We first published this movie review in Empire magazine in 2007, but in light of recent political developments, we thought it prudent to run it again. Idiocracy was made in 2005, but the scenario it portrays becomes more and more real every day. Laugh, and then be afraid. Be very, very afraid. By KEVIN BLOOM.
It doesn’t start off that promising. The opening scene sketches a faintly amusing picture of American trailer-park trash outbreeding their Ivy League brethren, and then cuts to a bit where a US army grunt, played by Luke Wilson, and a prostitute, played by Maya Rudolph, are guinea pigs in a “human hibernation project” that’s supposed to transport them a year into the future. You know the score: hibernation project goes awry; Luke and Maya wind up in some evil dystopian future; Luke and Maya make love, rescue planet (or maybe rescue planet, make love); credits roll.
Watch: Idiocracy introduction
Happily, just as you’re about to call and let loose on the skate-punk at the DVD store who flogged you this crap, you hear the following from the film’s narrator:
“The years passed. Mankind became stupider at a frightening rate. Some had high hopes that genetic engineering would correct this trend in evolution, but sadly the greatest minds and resources were focused on conquering hair loss and prolonging erections.”
You hang up the phone and you sit back down, a decision for which you are amply rewarded. When Luke wakes up in the year 2505, it is into a world run by giant corporations and populated by idiots. It’s a world not too different from the one we’re in now – the one where Jerry Springer has way more cultural cache (and money) than JM Coetzee – except here things are slightly more extreme. The top-rated show on the “Violence Channel” is Ow, My Balls!, the top-grossing movie at the box office is Ass (ninety minutes of a guy’s butt, which wins nine Oscars, including one for best screenplay), and the great craft of copywriting has arrived at its logical apotheosis – a billboard for cigarettes has the catchy pay-off line, “If you don’t smoke Tarryltons, fuck you!”

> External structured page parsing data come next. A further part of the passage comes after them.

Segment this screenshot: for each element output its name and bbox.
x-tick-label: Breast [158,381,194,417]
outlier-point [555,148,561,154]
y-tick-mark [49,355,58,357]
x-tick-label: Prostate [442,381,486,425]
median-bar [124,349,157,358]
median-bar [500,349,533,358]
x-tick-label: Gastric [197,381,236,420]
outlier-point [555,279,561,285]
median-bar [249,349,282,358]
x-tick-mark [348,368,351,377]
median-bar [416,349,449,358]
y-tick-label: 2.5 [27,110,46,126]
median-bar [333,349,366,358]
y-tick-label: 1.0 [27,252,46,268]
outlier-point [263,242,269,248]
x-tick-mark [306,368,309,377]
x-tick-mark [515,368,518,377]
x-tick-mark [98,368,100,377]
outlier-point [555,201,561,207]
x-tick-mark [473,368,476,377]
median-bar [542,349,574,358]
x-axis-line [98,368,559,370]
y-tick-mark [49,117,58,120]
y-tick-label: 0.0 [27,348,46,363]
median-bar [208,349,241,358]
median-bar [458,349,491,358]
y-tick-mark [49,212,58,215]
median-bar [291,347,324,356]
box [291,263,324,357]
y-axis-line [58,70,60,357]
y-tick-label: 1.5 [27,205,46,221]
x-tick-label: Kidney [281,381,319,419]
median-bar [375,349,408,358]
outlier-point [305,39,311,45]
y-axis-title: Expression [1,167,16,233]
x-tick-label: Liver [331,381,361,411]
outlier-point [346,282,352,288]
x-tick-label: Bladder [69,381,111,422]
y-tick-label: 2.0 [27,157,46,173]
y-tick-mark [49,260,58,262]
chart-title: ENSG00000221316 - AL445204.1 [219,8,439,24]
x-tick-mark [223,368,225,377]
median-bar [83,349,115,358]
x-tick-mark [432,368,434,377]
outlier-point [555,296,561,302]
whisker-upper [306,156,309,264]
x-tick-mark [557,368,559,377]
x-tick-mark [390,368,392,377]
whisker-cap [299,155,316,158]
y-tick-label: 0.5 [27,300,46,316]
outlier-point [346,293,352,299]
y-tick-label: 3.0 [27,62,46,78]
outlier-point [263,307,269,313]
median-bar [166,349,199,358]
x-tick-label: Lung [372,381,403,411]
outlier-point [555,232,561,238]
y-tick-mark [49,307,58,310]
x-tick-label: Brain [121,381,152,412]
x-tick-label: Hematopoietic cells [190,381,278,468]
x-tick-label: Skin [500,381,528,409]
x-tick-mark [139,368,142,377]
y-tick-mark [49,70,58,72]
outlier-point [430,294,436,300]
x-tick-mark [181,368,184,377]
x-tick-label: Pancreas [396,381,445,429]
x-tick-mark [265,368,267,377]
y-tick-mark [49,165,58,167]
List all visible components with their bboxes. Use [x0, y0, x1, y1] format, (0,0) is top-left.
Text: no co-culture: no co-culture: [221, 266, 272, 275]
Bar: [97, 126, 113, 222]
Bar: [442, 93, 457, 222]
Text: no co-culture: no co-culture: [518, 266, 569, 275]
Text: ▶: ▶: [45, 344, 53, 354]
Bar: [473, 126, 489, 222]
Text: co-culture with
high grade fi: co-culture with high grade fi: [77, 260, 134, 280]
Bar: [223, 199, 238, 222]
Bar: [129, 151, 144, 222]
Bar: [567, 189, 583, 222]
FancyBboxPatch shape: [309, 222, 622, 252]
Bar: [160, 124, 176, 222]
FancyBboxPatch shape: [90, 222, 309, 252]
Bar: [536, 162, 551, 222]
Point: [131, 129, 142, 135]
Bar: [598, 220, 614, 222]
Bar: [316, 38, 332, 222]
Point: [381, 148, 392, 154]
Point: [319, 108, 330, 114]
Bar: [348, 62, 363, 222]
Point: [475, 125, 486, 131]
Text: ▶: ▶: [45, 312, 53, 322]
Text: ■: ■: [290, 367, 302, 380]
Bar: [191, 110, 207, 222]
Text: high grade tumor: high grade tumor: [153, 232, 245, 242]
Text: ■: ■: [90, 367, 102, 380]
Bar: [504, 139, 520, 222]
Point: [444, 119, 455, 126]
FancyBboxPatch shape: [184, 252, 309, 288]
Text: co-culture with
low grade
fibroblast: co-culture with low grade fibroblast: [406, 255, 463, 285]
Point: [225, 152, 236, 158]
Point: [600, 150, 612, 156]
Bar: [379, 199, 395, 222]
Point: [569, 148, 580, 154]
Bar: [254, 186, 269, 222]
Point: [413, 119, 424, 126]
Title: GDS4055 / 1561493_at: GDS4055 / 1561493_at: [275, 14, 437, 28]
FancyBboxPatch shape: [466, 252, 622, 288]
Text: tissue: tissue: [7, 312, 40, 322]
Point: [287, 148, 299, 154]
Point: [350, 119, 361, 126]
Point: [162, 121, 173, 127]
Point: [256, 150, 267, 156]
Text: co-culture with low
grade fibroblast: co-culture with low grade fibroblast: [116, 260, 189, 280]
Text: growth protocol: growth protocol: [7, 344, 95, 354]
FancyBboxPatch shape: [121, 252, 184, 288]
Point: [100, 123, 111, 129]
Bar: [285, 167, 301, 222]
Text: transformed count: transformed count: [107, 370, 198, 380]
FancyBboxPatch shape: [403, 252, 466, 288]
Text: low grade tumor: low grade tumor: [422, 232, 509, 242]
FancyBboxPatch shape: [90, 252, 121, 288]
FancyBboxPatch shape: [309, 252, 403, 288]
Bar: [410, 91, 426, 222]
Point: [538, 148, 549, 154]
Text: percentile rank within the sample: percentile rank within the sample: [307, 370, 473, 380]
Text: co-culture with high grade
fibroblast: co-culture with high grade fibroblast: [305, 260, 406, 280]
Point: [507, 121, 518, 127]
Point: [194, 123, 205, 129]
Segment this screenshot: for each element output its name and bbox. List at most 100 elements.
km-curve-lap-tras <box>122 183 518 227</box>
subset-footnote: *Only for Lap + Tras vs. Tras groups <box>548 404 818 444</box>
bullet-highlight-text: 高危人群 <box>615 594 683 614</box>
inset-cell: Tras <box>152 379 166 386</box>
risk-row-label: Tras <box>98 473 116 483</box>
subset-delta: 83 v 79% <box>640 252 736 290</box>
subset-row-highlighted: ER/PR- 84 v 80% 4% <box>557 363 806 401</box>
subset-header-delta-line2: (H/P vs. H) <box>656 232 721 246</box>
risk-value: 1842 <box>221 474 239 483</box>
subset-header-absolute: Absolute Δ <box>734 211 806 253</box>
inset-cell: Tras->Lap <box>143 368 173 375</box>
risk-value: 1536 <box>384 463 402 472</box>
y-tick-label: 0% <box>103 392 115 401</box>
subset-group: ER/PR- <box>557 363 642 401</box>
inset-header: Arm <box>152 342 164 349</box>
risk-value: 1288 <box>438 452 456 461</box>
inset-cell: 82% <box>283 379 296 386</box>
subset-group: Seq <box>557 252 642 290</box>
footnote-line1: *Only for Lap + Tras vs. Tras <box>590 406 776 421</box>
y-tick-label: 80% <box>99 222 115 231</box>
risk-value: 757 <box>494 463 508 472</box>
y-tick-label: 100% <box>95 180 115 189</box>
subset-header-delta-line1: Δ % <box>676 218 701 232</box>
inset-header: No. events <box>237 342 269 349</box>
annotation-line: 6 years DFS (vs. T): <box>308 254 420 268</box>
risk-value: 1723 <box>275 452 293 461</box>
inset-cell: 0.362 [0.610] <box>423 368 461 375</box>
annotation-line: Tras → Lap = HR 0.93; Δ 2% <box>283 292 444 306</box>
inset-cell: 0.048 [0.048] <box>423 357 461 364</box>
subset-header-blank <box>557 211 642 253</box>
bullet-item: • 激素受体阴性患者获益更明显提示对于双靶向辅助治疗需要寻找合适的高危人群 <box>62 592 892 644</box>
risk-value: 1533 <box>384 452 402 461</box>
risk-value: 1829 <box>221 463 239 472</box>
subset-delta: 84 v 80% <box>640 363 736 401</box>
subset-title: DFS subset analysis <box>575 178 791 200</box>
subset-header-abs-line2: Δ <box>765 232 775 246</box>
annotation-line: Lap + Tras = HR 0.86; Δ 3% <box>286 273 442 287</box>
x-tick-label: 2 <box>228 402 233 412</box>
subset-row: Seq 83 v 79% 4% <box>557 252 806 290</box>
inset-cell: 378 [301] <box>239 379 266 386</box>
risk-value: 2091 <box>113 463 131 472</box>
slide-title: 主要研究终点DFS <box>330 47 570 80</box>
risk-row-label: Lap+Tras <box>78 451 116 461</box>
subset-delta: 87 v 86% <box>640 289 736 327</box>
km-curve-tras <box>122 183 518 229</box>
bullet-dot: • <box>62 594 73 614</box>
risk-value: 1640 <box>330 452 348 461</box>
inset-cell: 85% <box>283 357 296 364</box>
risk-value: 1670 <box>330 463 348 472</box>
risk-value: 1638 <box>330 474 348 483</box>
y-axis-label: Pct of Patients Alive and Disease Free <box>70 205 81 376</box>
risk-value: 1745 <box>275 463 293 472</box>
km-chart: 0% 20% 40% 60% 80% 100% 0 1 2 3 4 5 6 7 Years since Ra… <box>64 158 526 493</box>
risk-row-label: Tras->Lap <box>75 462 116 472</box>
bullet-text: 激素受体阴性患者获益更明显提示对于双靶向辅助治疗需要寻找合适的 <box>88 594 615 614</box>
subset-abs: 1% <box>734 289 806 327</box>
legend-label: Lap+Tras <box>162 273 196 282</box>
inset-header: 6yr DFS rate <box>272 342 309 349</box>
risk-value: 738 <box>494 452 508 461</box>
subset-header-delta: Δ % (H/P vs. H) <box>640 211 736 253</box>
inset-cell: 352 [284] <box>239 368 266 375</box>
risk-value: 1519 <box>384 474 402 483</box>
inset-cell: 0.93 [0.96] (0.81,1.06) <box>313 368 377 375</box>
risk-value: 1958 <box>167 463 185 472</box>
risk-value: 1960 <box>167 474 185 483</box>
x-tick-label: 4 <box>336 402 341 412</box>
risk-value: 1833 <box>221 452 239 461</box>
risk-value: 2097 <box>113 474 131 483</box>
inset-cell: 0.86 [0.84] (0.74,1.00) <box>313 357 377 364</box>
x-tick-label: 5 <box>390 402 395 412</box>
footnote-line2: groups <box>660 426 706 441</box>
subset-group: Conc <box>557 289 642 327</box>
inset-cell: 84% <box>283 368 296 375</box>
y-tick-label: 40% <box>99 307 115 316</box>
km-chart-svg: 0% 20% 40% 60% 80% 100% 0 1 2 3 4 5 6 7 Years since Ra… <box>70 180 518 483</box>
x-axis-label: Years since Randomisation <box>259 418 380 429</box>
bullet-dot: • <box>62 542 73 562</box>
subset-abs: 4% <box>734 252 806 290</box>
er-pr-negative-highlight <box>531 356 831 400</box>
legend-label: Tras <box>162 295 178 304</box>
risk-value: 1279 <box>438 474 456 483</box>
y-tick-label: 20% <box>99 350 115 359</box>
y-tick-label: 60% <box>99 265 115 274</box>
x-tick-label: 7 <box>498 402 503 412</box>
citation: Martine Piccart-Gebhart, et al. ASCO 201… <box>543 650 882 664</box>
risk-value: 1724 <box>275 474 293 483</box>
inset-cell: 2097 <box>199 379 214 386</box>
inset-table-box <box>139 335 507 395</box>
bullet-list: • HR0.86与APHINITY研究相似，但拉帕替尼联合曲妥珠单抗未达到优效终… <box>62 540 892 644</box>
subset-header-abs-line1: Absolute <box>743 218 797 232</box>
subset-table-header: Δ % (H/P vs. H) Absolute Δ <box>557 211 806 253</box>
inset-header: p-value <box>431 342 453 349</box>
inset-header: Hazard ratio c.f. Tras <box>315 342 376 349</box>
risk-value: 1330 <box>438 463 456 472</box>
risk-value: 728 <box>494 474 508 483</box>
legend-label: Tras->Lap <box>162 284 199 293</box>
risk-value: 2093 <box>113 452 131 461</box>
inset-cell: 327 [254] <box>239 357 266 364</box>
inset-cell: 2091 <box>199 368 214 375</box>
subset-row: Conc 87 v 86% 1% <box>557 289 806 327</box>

Photo: Our favourite advert.
Idiocracy, directed and co-written by Mike Judge, the dark satirist behind the cult hits Beavis and Butthead, King of the Hill and Office Space, is a movie that should not be confused for what it mocks. This is social comment at its most cutting, a deadly funny send-up of middle America’s deadly serious malaise: the glorification of low-brow, the denigration of art and knowledge, the near-religious belief in unfettered capitalism and ecstatic consumerism.
It’s revealing, then, that when Judge showed Idiocracy to the studio execs that footed its bill, they didn’t exactly begin jumping about in breathless anticipation of its release. On the contrary, 20th Century Fox decided not to pre-screen the movie for critics, ran no print ads or trailers, and distributed it to only 130 screens across the country. Of course, astute journalists at newspapers like the New York Times and the UK’s Guardian had a theory about that – which had everything to do with the fact that Newscorp, the studio’s parent, also owns Fox News.
Photo: President Dwayne Elizondo Mountain Dew Herbert Camacho and his entourage.
“So why was Idiocracy dumped?” asked John Patterson in London’s leftist daily. “Perhaps because it taps a growing anti-corporate mood in the nation; perhaps because it expertly satirises the jingoistic self-absorption that now passes for public culture. Or perhaps because more people are sick of the modern America that Fox energetically helped to build than the Fox corporation itself is ready to admit.”
You find these liberalist conspiracy theories and tall tales of media intrigue boring? Fair enough. Watch the movie. If for nothing else than its superbly branded public-office characters, like Judge Hank “The Hangman” BMW, or the US president, a former porn star and champion wrestler, who goes by the elegant moniker Dwayne Elizondo Mountain Dew Herbert Camacho.
My personal favourite is Frito Pendejo, a public defender and the Luke Wilson character’s lawyer.
It’s Frito’s signature line that gets me, and I’ve started to repeat it around the office. “I can’t believe you like money too. We should hang out.” DM
Main photo: It is pretty obvious why Idiocracy was dumped by the 20th Century Fox distribution.